Winning the Impact Wrestling Championship:

"Yeah, it was one of those things where, me and Bobby said no matter what, whoever wins the title, we'll be happy for them, because both of us deserved it. You know what I mean? But I wanted one of us to win it. Unfortunately, he had the match with Kurt (Angle) on the Pay – Per – View before, and the very next week, I had the match with Kurt, and I beat him for the world title.


"And for me just, from the beginning to winning the world title for the first time that night, against someone like Kurt Angle, it was a dream come true. And Bobby knew how important that was to me. So, AJ Styles and Frankie Kazarian, who came out also noticed that it was just one of those moments that – people can say what I'll do in that moment, but until you're really in that moment, you don't know.

"I've always said, if I'm going to do this, then I'm going to do this. But I didn't – you know, my daddy died when I was young, so to me, winning that match – I didn't even think of that (winning the title), but all that emotion just rushed to me, and you know, I looked up and I thanked my dad for just watching over me. And I went into the crowd, and just throwing beer away, It was one of those moments you don't know what you're going to do, until that moment happens."

Being a country music fan and how it influenced him:

"Yeah, it's pretty cool because I can still play really myself on TV. You talk about country stuff and all that – it keeps me grounded. It keeps me humble, to know where I came from. That I came from nothing, and one day I could go back to nothing, just like that. That it could all go away. So for me, I always like to say, 'Be nice to everyone'. Because you never know who someone is, and who someone is going to be."


Impact Wrestling going through a transition:

"I think it's – as I talked about earlier, there were bumps on the road and this was one of those bumps on the road, but the company is going to keep moving forward. And now, with the new management and the overhaul of the company, all the guys in the locker room are excited. You have Jeff Jarrett coming back, who to me; I always thought Impact was the best when you had him, as one of the writers because he came from a wrestling family, and he knows wrestling.

"He's a guy who will get onto you. If you get out of line, he's going to straighten you up and that's what Impact needs too. Just because for so long, guys started doing whatever they wanted and wherever they wanted, and no one said anything to them. Jeff's now, 'No, you do it this way, plain and simple'. I always say that wrestling is kind of like a movie. I didn't hire to be the writer, I was hired to be the actor. So I can't go to the director and say, 'No, I don't want to die in this scene.' You can't do that. So that's why he'd say, 'You're hired to play this character. Play it the best way you can.'"

Familiarity in working with Jeff:

"A little fun fact – he's one of the guys who helped train me at the very beginning, when I started training to be a wrestler. I trained out at his dad's farm, in Hendersonville, Tennessee, under Jerry Jarrett and under this guy named Eddie Marlin, and this other guy named Wolfie D who was a part of the same PG – 13 at the time."


Competing in NXT and returning to Impact Wrestling. What was the factor that contributed to him coming back?

"You know, I think it was just timing. To me, I think timing has to be right and everything.
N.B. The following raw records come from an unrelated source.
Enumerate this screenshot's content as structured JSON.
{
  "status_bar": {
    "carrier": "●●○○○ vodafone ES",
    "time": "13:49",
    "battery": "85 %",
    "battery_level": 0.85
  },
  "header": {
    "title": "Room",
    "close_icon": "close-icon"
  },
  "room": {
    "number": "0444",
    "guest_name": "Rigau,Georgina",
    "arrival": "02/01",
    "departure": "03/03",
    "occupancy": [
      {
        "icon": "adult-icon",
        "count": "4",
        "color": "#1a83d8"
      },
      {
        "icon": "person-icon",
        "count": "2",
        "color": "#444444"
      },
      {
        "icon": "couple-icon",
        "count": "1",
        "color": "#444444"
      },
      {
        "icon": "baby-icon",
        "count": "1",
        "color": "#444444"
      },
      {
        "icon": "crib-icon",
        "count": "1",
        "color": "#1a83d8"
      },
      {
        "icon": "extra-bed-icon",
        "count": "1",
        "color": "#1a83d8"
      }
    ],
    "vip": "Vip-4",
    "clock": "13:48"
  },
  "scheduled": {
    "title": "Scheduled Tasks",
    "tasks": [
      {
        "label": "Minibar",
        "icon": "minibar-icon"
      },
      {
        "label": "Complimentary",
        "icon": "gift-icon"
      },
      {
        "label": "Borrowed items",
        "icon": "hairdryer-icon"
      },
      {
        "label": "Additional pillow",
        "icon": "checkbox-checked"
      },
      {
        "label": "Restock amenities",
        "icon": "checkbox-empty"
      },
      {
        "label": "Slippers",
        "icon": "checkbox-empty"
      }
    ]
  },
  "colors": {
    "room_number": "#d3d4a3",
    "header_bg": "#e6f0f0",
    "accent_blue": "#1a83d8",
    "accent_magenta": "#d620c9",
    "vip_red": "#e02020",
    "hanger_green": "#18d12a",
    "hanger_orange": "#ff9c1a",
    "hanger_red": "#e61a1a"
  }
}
I talked to people I was working with at the time, and they completely understood, where I stood, and they wished me luck. And they said, hopefully, if things don't work out, we can do business in the future."

Differences in his dynamic with Bobby Roode and Chris Harris:

"With me and Chris, I think it was more – we were kind of like brothers. Because we started at a time when no one knew who we were, so we basically had that bond where we had to stick together no matter what, and just make it work. So – just to get our name out there, and establish ourselves, because there were so many other stars that were coming to Impact Wrestling, and we didn't want to lose our spot, so to say.

"With me and Bobby, at the time, they didn't know what to do with either one of us, because we're both singles wrestlers. So they put us together. I think it was a more business thing – we were never really the greatest friends, but we had the camaraderie to make it work. Once we get to the building, we were professional, and we made everything work. Every now and then we'd go have beers together, celebrate and party.


"So it was just one of those things where it was just two different tag teams, but at the same time, once we got to the building, it was on – we were connected, and we just worked off each other, and it worked."